The Bankruptcy Act does not include reference to the term ‘life insurance’. Instead, it refers to ‘life assurance’, which is undefined. At common law, the definition of this term has been held to mean that life assurance policies only refer to policies on the life of an insured person, as opposed to policies covering TPD, trauma/accident and income protection. These other kinds of policies, in addition to policies on the life of an insured, are considered policies of life insurance under section 9 and 9A of the Life Insurance Act.
The distinction is of particular importance where a plaintiff who is seeking payment of a benefit under a policy of life insurance (as defined by the Life Insurance Act), is declared bankrupt.
The meaning of life assurance policies under s 116 (2)(d) of the Bankruptcy Act was determined in National Mutual Life Association of Australia Ltd v Federal Commissioner of Taxation (1959) 102 CLR 29 and NM Superannuation Pty Ltd v Young (1993) FCR 182. These cases are authority for the principle that policies for disability, injury or accident are not considered life assurance policies under the Bankruptcy Act and therefore property which vests in the Trustee in Bankruptcy and divisible among creditors of a bankrupt’s estate.
Section 116 (2)(g)(i), provides another carve out for damages or compensation payable in the event of personal injury or wrong done to the bankrupt. The test for whether a cause of action in respect of personal injury or wrong is whether the action arises from “pain” on the part of the bankrupt in respect to his mind, body or character, without reference to rights of property.
This test, derived from the judgment in Cox v Journeux (No 2) (1935) 52 CLR 713, is that benefits payable under a policy of life insurance, on the meeting of a relevant definition and other criteria, is a contractual entitlement. The entitlement is not compensatory nor derived from any common law right but is based from a purely contractual relationship. The Court of Appeal decision of Cork v Rawlins [2001] Ch 792 also supports this construction.
Accordingly, until the decision of Berryman v Zurich Australia Limited [2016] WASC 196, the entitlement to a benefit under a standalone policy providing cover for TPD, IP or trauma has been taken to be property vesting in contract and divisible among the creditors of a bankrupt estate.
In Berryman v Zurich, it was held that the form of action did not, of itself, determine whether the benefit claimed was in respect of a personal injury or wrong. That the bankrupt plaintiff, Mr Berryman, was suing his life insurer to enforce a contractual right was not found to compel the conclusion that the action was outside s 116(2)(g). The Court held that Mr Berryman’s TPD claim was, in essence, a claim “in respect of” a personal injury and not properly part of the bankrupt estate.

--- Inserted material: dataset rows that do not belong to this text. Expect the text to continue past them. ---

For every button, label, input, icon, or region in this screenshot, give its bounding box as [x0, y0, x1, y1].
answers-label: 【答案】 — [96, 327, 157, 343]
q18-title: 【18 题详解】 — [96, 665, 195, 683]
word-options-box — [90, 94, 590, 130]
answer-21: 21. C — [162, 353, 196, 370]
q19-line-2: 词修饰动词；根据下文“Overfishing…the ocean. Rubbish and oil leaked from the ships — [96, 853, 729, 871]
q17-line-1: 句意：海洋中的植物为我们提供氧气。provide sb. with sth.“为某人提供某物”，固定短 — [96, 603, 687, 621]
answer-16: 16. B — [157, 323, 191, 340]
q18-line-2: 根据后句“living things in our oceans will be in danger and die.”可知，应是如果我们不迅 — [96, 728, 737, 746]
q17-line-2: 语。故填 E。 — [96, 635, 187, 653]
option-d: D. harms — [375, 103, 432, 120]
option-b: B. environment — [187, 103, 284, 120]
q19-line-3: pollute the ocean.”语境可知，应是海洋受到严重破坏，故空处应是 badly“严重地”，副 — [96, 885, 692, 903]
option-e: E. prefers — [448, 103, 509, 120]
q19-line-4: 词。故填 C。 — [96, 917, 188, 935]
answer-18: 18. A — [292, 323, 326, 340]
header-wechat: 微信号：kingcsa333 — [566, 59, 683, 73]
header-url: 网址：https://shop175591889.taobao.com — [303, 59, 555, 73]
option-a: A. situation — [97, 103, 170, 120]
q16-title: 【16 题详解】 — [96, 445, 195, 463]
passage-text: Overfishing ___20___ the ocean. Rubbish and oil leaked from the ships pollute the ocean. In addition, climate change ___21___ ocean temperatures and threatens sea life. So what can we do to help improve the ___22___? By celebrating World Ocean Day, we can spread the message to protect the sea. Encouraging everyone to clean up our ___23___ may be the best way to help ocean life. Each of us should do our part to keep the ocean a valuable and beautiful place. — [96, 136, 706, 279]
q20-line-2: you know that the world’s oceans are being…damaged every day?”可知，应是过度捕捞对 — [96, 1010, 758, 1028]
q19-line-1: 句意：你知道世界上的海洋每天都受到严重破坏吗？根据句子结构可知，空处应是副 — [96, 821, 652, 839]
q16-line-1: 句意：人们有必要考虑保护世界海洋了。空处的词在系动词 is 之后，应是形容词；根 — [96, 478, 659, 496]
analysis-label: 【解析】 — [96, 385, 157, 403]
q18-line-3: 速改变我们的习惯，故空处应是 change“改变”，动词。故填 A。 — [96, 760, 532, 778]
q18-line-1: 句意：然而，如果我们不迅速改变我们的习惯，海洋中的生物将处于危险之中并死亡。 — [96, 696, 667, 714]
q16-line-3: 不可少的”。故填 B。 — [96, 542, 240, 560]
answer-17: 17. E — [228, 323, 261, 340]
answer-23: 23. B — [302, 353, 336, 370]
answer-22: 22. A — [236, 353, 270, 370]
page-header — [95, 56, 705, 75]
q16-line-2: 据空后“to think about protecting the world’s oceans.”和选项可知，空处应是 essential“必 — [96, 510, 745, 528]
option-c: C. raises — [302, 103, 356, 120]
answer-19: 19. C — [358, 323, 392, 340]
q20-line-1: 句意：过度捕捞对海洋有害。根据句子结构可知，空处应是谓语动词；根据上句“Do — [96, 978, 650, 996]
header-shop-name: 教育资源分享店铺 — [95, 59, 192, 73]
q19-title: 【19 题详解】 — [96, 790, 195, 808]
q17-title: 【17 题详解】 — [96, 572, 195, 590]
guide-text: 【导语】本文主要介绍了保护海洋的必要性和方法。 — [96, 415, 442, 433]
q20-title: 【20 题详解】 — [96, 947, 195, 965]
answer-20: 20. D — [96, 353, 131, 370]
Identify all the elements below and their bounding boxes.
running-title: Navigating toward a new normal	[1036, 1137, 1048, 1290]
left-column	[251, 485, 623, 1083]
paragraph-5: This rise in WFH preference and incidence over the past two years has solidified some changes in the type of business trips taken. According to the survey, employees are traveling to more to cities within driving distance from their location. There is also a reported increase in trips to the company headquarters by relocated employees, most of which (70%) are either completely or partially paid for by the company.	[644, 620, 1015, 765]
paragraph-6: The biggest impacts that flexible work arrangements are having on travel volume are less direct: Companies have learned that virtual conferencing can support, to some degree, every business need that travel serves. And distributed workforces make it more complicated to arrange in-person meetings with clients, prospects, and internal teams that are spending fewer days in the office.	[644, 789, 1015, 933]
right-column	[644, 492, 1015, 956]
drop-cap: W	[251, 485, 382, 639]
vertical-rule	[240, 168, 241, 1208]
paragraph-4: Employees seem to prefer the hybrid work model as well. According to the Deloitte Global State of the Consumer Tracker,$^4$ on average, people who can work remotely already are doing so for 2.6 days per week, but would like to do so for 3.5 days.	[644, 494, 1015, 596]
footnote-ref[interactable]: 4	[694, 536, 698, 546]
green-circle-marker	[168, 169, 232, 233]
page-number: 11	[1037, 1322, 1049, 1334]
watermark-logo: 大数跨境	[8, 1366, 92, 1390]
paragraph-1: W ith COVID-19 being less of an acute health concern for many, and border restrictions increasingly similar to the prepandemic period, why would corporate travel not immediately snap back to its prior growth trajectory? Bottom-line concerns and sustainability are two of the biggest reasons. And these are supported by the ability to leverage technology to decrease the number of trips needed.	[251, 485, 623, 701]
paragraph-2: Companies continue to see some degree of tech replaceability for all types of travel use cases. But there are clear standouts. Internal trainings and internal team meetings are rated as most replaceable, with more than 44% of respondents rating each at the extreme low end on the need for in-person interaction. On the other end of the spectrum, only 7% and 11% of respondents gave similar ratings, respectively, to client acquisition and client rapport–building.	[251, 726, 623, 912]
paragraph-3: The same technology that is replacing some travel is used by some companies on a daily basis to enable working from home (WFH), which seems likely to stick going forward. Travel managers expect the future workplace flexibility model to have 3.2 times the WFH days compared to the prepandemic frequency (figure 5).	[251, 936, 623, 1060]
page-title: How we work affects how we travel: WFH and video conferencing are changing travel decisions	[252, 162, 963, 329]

This decision appears to leave the principle established by National Mutual Life Association of Australia Ltd v Federal Commissioner of Taxation (1959) and NM Superannuation Pty Ltd v Young (1993) intact. What it does do however, apart from extending the established ambit of the s 116(2)(g) carve out, is to challenge the accepted notion that entitlements under a policy of life insurance are contractual only. If this decision is followed, then the question of whether a cause of action for TPD benefits is “in respect of” a personal injury or wrong is a matter of the substance of the claim, not the form of the action. This would entitle bankrupt persons to personally retain TPD and income protection benefits.
This represents a marked departure from the principle established in Cox v Journeux (1935) and Cork v Rawlins [2001] and we anticipate will be elevated to an appellate court at some time where s 116 (2)(g) is considered.